To display an adaptive card

In the Manager, select the Attestation > Basic configuration data > Adaptive cards category.
Select the adaptive card in the result list.
Select the Change main data task.
In the Adaptive card templates menu, select a template.

This displays the adaptive card's definition in the Template field.
- To display the entire JSON code, click .

To create an adaptive card.

In the Manager, select the Attestation > Basic configuration data > Adaptive cards category.
Click in the result list.
Edit the adaptive card's main data.
Create a new template for adaptive cards.
Save the changes.
Create additional language-specific templates for this adaptive card as required and save the changes.

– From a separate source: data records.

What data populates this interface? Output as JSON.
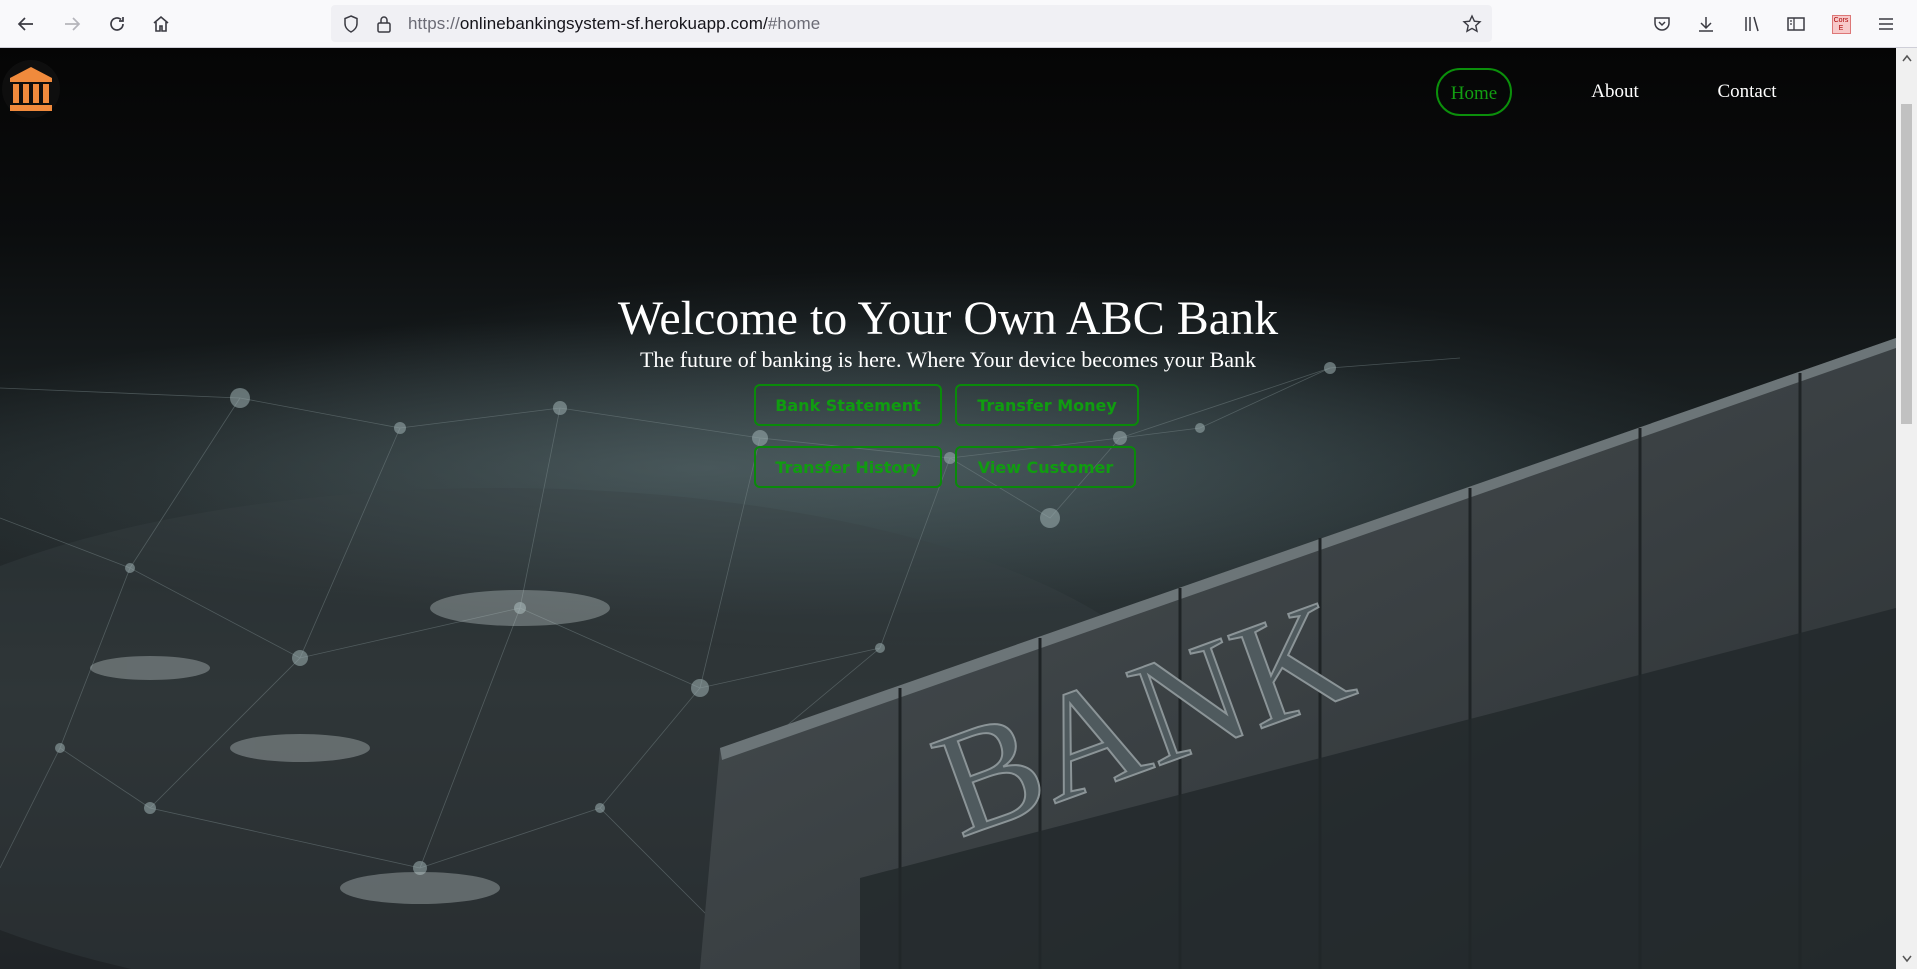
{
  "browser": {
    "url_scheme": "https://",
    "url_host": "onlinebankingsystem-sf.herokuapp.com/",
    "url_hash": "#home",
    "extension_badge": "Cors E"
  },
  "nav": {
    "home": "Home",
    "about": "About",
    "contact": "Contact"
  },
  "hero": {
    "title": "Welcome to Your Own ABC Bank",
    "subtitle": "The future of banking is here. Where Your device becomes your Bank"
  },
  "actions": {
    "bank_statement": "Bank Statement",
    "transfer_money": "Transfer Money",
    "transfer_history": "Transfer History",
    "view_customer": "View Customer"
  },
  "background": {
    "building_sign": "BANK"
  },
  "colors": {
    "accent_green": "#0a8a0a",
    "logo_orange": "#f08a3c",
    "page_bg": "#0b0d0e"
  },
  "icons": [
    "back-arrow-icon",
    "forward-arrow-icon",
    "reload-icon",
    "home-icon",
    "shield-icon",
    "lock-icon",
    "star-icon",
    "pocket-icon",
    "download-icon",
    "library-icon",
    "sidebar-icon",
    "menu-icon",
    "bank-logo-icon"
  ]
}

To use your customized adaptive card

In the Designer, edit the ATT_AttestationHelper approve anywhere process.
1. Select the Send Adaptive Card to Starling Cloud Assistant process step.
2. Edit the value of the ParameterValue2 parameter and replace the name and UID with the values of your customized adaptive card.
Save the changes.

To delete an adaptive card.

In the Manager, select the Attestation > Basic configuration data > Adaptive cards category.
Select the adaptive card in the result list.
Click in the result list.

This deletes the adaptive card and all the templates belonging to it.

Related topics

Creating, editing, and deleting adaptive cards templates for attestations

To use your own adaptive cards or to provide adaptive cards in other languages, create your own adaptive card's templates.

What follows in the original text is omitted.